To support diverse student needs, I included resources that are used in professional development with International Baccalaureate (IB) teachers that help them to understand the concepts and strategies that need to be incorporated in a differentiated classroom setting to support diverse needs, for example the use of Dragon Diction as a tool for students for whom English is not their first language in a mainstream classroom setting.
This blog also talks to my wider experience, external to the classroom, as a project manager in Ireland for a Cultural Understanding project called Dissolving Boundaries through Technology in Education, where students in different cultural contexts and geographical settings used videoconferencing and discussion forums to study similar curriculum and share their united learning from their perspectives. This experience has transitioned into my current position, where I have used this experience to extend student global awareness through discussion with other students in other parts of the world and enhancement of their cultural understanding using the IB International Mindedness teaching and learning.

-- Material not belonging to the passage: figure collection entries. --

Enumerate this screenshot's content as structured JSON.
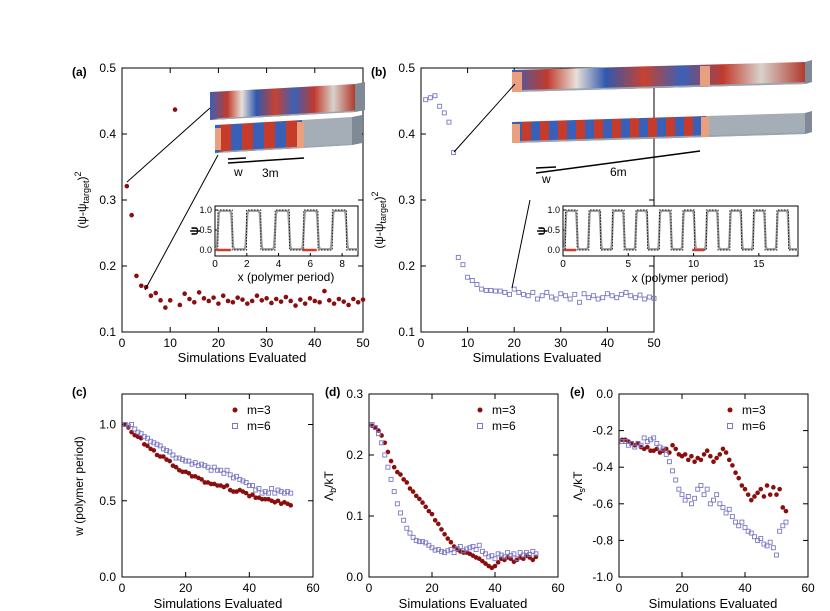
{
  "colors": {
    "series1": "#8b0d0d",
    "series2": "#7b78c4",
    "dark_line": "#111111",
    "gray_line": "#9a9a9a",
    "red_mark": "#d23a2a"
  },
  "panel_labels": [
    "(a)",
    "(b)",
    "(c)",
    "(d)",
    "(e)"
  ],
  "chart_data": [
    {
      "id": "a",
      "type": "scatter",
      "xlabel": "Simulations Evaluated",
      "ylabel": "(ψ-ψ_target)²",
      "xlim": [
        0,
        50
      ],
      "ylim": [
        0.1,
        0.5
      ],
      "xticks": [
        "0",
        "10",
        "20",
        "30",
        "40",
        "50"
      ],
      "yticks": [
        "0.1",
        "0.2",
        "0.3",
        "0.4",
        "0.5"
      ],
      "series": [
        {
          "marker": "circle",
          "color": "#8b0d0d",
          "x": [
            1,
            2,
            3,
            4,
            5,
            6,
            7,
            8,
            9,
            10,
            11,
            12,
            13,
            14,
            15,
            16,
            17,
            18,
            19,
            20,
            21,
            22,
            23,
            24,
            25,
            26,
            27,
            28,
            29,
            30,
            31,
            32,
            33,
            34,
            35,
            36,
            37,
            38,
            39,
            40,
            41,
            42,
            43,
            44,
            45,
            46,
            47,
            48,
            49,
            50
          ],
          "y": [
            0.321,
            0.277,
            0.185,
            0.17,
            0.168,
            0.155,
            0.159,
            0.148,
            0.137,
            0.148,
            0.437,
            0.141,
            0.158,
            0.15,
            0.145,
            0.16,
            0.151,
            0.147,
            0.152,
            0.143,
            0.155,
            0.147,
            0.145,
            0.152,
            0.149,
            0.143,
            0.147,
            0.155,
            0.148,
            0.151,
            0.144,
            0.15,
            0.146,
            0.153,
            0.147,
            0.14,
            0.149,
            0.143,
            0.151,
            0.147,
            0.145,
            0.162,
            0.148,
            0.143,
            0.15,
            0.146,
            0.141,
            0.15,
            0.145,
            0.149
          ]
        }
      ],
      "annotations": {
        "w": "w",
        "length": "3m"
      },
      "inset": {
        "xlabel": "x (polymer period)",
        "ylabel": "ψ",
        "xlim": [
          0,
          9
        ],
        "ylim": [
          -0.15,
          1.1
        ],
        "xticks": [
          "0",
          "2",
          "4",
          "6",
          "8"
        ],
        "yticks": [
          "0.0",
          "0.5",
          "1.0"
        ],
        "period": 1.8,
        "count": 5
      }
    },
    {
      "id": "b",
      "type": "scatter",
      "xlabel": "Simulations Evaluated",
      "ylabel": "(ψ-ψ_target)²",
      "xlim": [
        0,
        50
      ],
      "ylim": [
        0.1,
        0.5
      ],
      "xticks": [
        "0",
        "10",
        "20",
        "30",
        "40",
        "50"
      ],
      "yticks": [
        "0.1",
        "0.2",
        "0.3",
        "0.4",
        "0.5"
      ],
      "series": [
        {
          "marker": "square",
          "color": "#7b78c4",
          "x": [
            1,
            2,
            3,
            4,
            5,
            6,
            7,
            8,
            9,
            10,
            11,
            12,
            13,
            14,
            15,
            16,
            17,
            18,
            19,
            20,
            21,
            22,
            23,
            24,
            25,
            26,
            27,
            28,
            29,
            30,
            31,
            32,
            33,
            34,
            35,
            36,
            37,
            38,
            39,
            40,
            41,
            42,
            43,
            44,
            45,
            46,
            47,
            48,
            49,
            50
          ],
          "y": [
            0.452,
            0.455,
            0.458,
            0.442,
            0.432,
            0.418,
            0.372,
            0.213,
            0.202,
            0.183,
            0.178,
            0.172,
            0.165,
            0.163,
            0.163,
            0.162,
            0.162,
            0.16,
            0.157,
            0.165,
            0.16,
            0.157,
            0.155,
            0.16,
            0.15,
            0.155,
            0.16,
            0.153,
            0.15,
            0.158,
            0.155,
            0.15,
            0.157,
            0.145,
            0.158,
            0.152,
            0.155,
            0.15,
            0.152,
            0.158,
            0.155,
            0.152,
            0.157,
            0.16,
            0.155,
            0.152,
            0.156,
            0.15,
            0.153,
            0.151
          ]
        }
      ],
      "annotations": {
        "w": "w",
        "length": "6m"
      },
      "inset": {
        "xlabel": "x (polymer period)",
        "ylabel": "ψ",
        "xlim": [
          0,
          18
        ],
        "ylim": [
          -0.15,
          1.1
        ],
        "xticks": [
          "0",
          "5",
          "10",
          "15"
        ],
        "yticks": [
          "0.0",
          "0.5",
          "1.0"
        ],
        "period": 1.8,
        "count": 10
      }
    },
    {
      "id": "c",
      "type": "scatter",
      "xlabel": "Simulations Evaluated",
      "ylabel": "w (polymer period)",
      "xlim": [
        0,
        60
      ],
      "ylim": [
        0.0,
        1.2
      ],
      "xticks": [
        "0",
        "20",
        "40",
        "60"
      ],
      "yticks": [
        "0.0",
        "0.5",
        "1.0"
      ],
      "legend": "top-right",
      "series": [
        {
          "name": "m=3",
          "marker": "circle",
          "color": "#8b0d0d",
          "x": [
            1,
            2,
            3,
            4,
            5,
            6,
            7,
            8,
            9,
            10,
            11,
            12,
            13,
            14,
            15,
            16,
            17,
            18,
            19,
            20,
            21,
            22,
            23,
            24,
            25,
            26,
            27,
            28,
            29,
            30,
            31,
            32,
            33,
            34,
            35,
            36,
            37,
            38,
            39,
            40,
            41,
            42,
            43,
            44,
            45,
            46,
            47,
            48,
            49,
            50,
            51,
            52,
            53
          ],
          "y": [
            1.0,
            0.98,
            0.95,
            0.93,
            0.92,
            0.91,
            0.87,
            0.86,
            0.84,
            0.83,
            0.8,
            0.79,
            0.79,
            0.77,
            0.76,
            0.73,
            0.72,
            0.7,
            0.69,
            0.69,
            0.68,
            0.66,
            0.66,
            0.65,
            0.64,
            0.62,
            0.62,
            0.61,
            0.61,
            0.6,
            0.6,
            0.59,
            0.6,
            0.57,
            0.56,
            0.56,
            0.57,
            0.56,
            0.55,
            0.53,
            0.54,
            0.52,
            0.52,
            0.51,
            0.51,
            0.51,
            0.5,
            0.49,
            0.5,
            0.48,
            0.49,
            0.48,
            0.47
          ]
        },
        {
          "name": "m=6",
          "marker": "square",
          "color": "#7b78c4",
          "x": [
            1,
            2,
            3,
            4,
            5,
            6,
            7,
            8,
            9,
            10,
            11,
            12,
            13,
            14,
            15,
            16,
            17,
            18,
            19,
            20,
            21,
            22,
            23,
            24,
            25,
            26,
            27,
            28,
            29,
            30,
            31,
            32,
            33,
            34,
            35,
            36,
            37,
            38,
            39,
            40,
            41,
            42,
            43,
            44,
            45,
            46,
            47,
            48,
            49,
            50,
            51,
            52,
            53
          ],
          "y": [
            1.0,
            0.99,
            1.0,
            0.97,
            0.95,
            0.94,
            0.92,
            0.91,
            0.89,
            0.88,
            0.87,
            0.86,
            0.84,
            0.83,
            0.82,
            0.8,
            0.78,
            0.78,
            0.77,
            0.76,
            0.76,
            0.74,
            0.75,
            0.73,
            0.74,
            0.73,
            0.72,
            0.7,
            0.72,
            0.7,
            0.7,
            0.68,
            0.7,
            0.67,
            0.65,
            0.66,
            0.64,
            0.63,
            0.62,
            0.6,
            0.6,
            0.57,
            0.58,
            0.55,
            0.56,
            0.55,
            0.58,
            0.55,
            0.57,
            0.56,
            0.55,
            0.56,
            0.55
          ]
        }
      ]
    },
    {
      "id": "d",
      "type": "scatter",
      "xlabel": "Simulations Evaluated",
      "ylabel": "Λ_b/kT",
      "xlim": [
        0,
        60
      ],
      "ylim": [
        0.0,
        0.3
      ],
      "xticks": [
        "0",
        "20",
        "40",
        "60"
      ],
      "yticks": [
        "0.0",
        "0.1",
        "0.2",
        "0.3"
      ],
      "legend": "top-right",
      "series": [
        {
          "name": "m=3",
          "marker": "circle",
          "color": "#8b0d0d",
          "x": [
            1,
            2,
            3,
            4,
            5,
            6,
            7,
            8,
            9,
            10,
            11,
            12,
            13,
            14,
            15,
            16,
            17,
            18,
            19,
            20,
            21,
            22,
            23,
            24,
            25,
            26,
            27,
            28,
            29,
            30,
            31,
            32,
            33,
            34,
            35,
            36,
            37,
            38,
            39,
            40,
            41,
            42,
            43,
            44,
            45,
            46,
            47,
            48,
            49,
            50,
            51,
            52,
            53
          ],
          "y": [
            0.248,
            0.245,
            0.24,
            0.232,
            0.22,
            0.205,
            0.19,
            0.18,
            0.172,
            0.168,
            0.16,
            0.155,
            0.145,
            0.14,
            0.133,
            0.128,
            0.122,
            0.115,
            0.108,
            0.103,
            0.093,
            0.087,
            0.078,
            0.07,
            0.063,
            0.057,
            0.05,
            0.045,
            0.042,
            0.04,
            0.04,
            0.038,
            0.035,
            0.032,
            0.03,
            0.026,
            0.022,
            0.018,
            0.015,
            0.018,
            0.024,
            0.03,
            0.028,
            0.032,
            0.03,
            0.025,
            0.028,
            0.032,
            0.03,
            0.035,
            0.032,
            0.028,
            0.033
          ]
        },
        {
          "name": "m=6",
          "marker": "square",
          "color": "#7b78c4",
          "x": [
            1,
            2,
            3,
            4,
            5,
            6,
            7,
            8,
            9,
            10,
            11,
            12,
            13,
            14,
            15,
            16,
            17,
            18,
            19,
            20,
            21,
            22,
            23,
            24,
            25,
            26,
            27,
            28,
            29,
            30,
            31,
            32,
            33,
            34,
            35,
            36,
            37,
            38,
            39,
            40,
            41,
            42,
            43,
            44,
            45,
            46,
            47,
            48,
            49,
            50,
            51,
            52,
            53
          ],
          "y": [
            0.25,
            0.245,
            0.235,
            0.22,
            0.2,
            0.18,
            0.16,
            0.14,
            0.12,
            0.105,
            0.093,
            0.08,
            0.072,
            0.065,
            0.06,
            0.058,
            0.058,
            0.056,
            0.052,
            0.048,
            0.044,
            0.045,
            0.042,
            0.04,
            0.043,
            0.045,
            0.04,
            0.047,
            0.05,
            0.043,
            0.046,
            0.048,
            0.05,
            0.045,
            0.052,
            0.042,
            0.038,
            0.033,
            0.035,
            0.03,
            0.038,
            0.036,
            0.033,
            0.04,
            0.035,
            0.038,
            0.03,
            0.04,
            0.036,
            0.04,
            0.037,
            0.042,
            0.038
          ]
        }
      ]
    },
    {
      "id": "e",
      "type": "scatter",
      "xlabel": "Simulations Evaluated",
      "ylabel": "Λ_s/kT",
      "xlim": [
        0,
        60
      ],
      "ylim": [
        -1.0,
        0.0
      ],
      "xticks": [
        "0",
        "20",
        "40",
        "60"
      ],
      "yticks": [
        "-1.0",
        "-0.8",
        "-0.6",
        "-0.4",
        "-0.2",
        "0.0"
      ],
      "legend": "top-right",
      "series": [
        {
          "name": "m=3",
          "marker": "circle",
          "color": "#8b0d0d",
          "x": [
            1,
            2,
            3,
            4,
            5,
            6,
            7,
            8,
            9,
            10,
            11,
            12,
            13,
            14,
            15,
            16,
            17,
            18,
            19,
            20,
            21,
            22,
            23,
            24,
            25,
            26,
            27,
            28,
            29,
            30,
            31,
            32,
            33,
            34,
            35,
            36,
            37,
            38,
            39,
            40,
            41,
            42,
            43,
            44,
            45,
            46,
            47,
            48,
            49,
            50,
            51,
            52,
            53
          ],
          "y": [
            -0.25,
            -0.25,
            -0.26,
            -0.27,
            -0.28,
            -0.27,
            -0.29,
            -0.3,
            -0.29,
            -0.31,
            -0.31,
            -0.3,
            -0.32,
            -0.31,
            -0.3,
            -0.32,
            -0.28,
            -0.3,
            -0.33,
            -0.34,
            -0.33,
            -0.36,
            -0.34,
            -0.37,
            -0.35,
            -0.36,
            -0.33,
            -0.31,
            -0.34,
            -0.37,
            -0.35,
            -0.33,
            -0.3,
            -0.32,
            -0.36,
            -0.39,
            -0.43,
            -0.46,
            -0.5,
            -0.52,
            -0.55,
            -0.58,
            -0.56,
            -0.54,
            -0.52,
            -0.56,
            -0.5,
            -0.55,
            -0.51,
            -0.55,
            -0.52,
            -0.62,
            -0.64
          ]
        },
        {
          "name": "m=6",
          "marker": "square",
          "color": "#7b78c4",
          "x": [
            1,
            2,
            3,
            4,
            5,
            6,
            7,
            8,
            9,
            10,
            11,
            12,
            13,
            14,
            15,
            16,
            17,
            18,
            19,
            20,
            21,
            22,
            23,
            24,
            25,
            26,
            27,
            28,
            29,
            30,
            31,
            32,
            33,
            34,
            35,
            36,
            37,
            38,
            39,
            40,
            41,
            42,
            43,
            44,
            45,
            46,
            47,
            48,
            49,
            50,
            51,
            52,
            53
          ],
          "y": [
            -0.26,
            -0.26,
            -0.28,
            -0.27,
            -0.29,
            -0.27,
            -0.28,
            -0.24,
            -0.26,
            -0.25,
            -0.24,
            -0.27,
            -0.29,
            -0.3,
            -0.33,
            -0.37,
            -0.42,
            -0.47,
            -0.52,
            -0.55,
            -0.58,
            -0.56,
            -0.6,
            -0.57,
            -0.52,
            -0.5,
            -0.55,
            -0.52,
            -0.6,
            -0.58,
            -0.55,
            -0.6,
            -0.62,
            -0.65,
            -0.63,
            -0.67,
            -0.7,
            -0.72,
            -0.7,
            -0.73,
            -0.75,
            -0.76,
            -0.78,
            -0.8,
            -0.79,
            -0.82,
            -0.83,
            -0.81,
            -0.84,
            -0.88,
            -0.75,
            -0.72,
            -0.7
          ]
        }
      ]
    }
  ]
}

From completing this artifact, I found myself dipping into my knowledge in education over the last twenty years with the most reflection centering round the experiences when I had not been formally in the classroom. My time with Dissolving Boundaries really started to hone into this standard, as I remembered the kinds of things that I was doing in 1999 – 2001 with much less sophisticated technology to promote peace and understanding between Protestants and Catholics in Ireland. Looking at the diverse classroom that I find myself standing in today – an International School in Buckhead, Georgia, with often students from many countries, accents, appearances and languages, I found that the experience of getting students to collaborative across international boundaries using discussion forums and videoconferencing today as beneficial for learning and understanding of diversity and global awareness as useful as it was fifteen years ago. IB states, “Our world needs thinkers, innovators, collaborators and communicators”. I have demonstrated the ability to facilitate this using technology with a flat classroom project and ability to use available technology to support student diversity and needs in a classroom setting.
This blog served as a personal resource while creating tools to foster diversity in the classroom with a view to shifting to the International Mindedness ideas while participating in the working group in Den Haag. I shared this resource with colleagues there – but did not share the ideas in my own school setting. While I did discuss the ideas behind this standard and this resource with the Head of Curriculum and Professional Development, the conversation did not really percolate to the teachers that deliver the curriculum in our classes. On reflection, I would have served my colleagues better by sharing this blog post with the experiences and resources during one of our Wednesday morning group sharing times and initiated a collegial dialogue with them in terms of how they saw diversity, cultural understanding, and global awareness – the international mind, in their own classroom context. Responses to this blog would have made it more meaningful to me and could have ring fenced additional strategies that could be tried. This might have given me a more valuable way to looking at developing our faculty in their International Mindedness protocols and “assessing” what that looks like for student learning.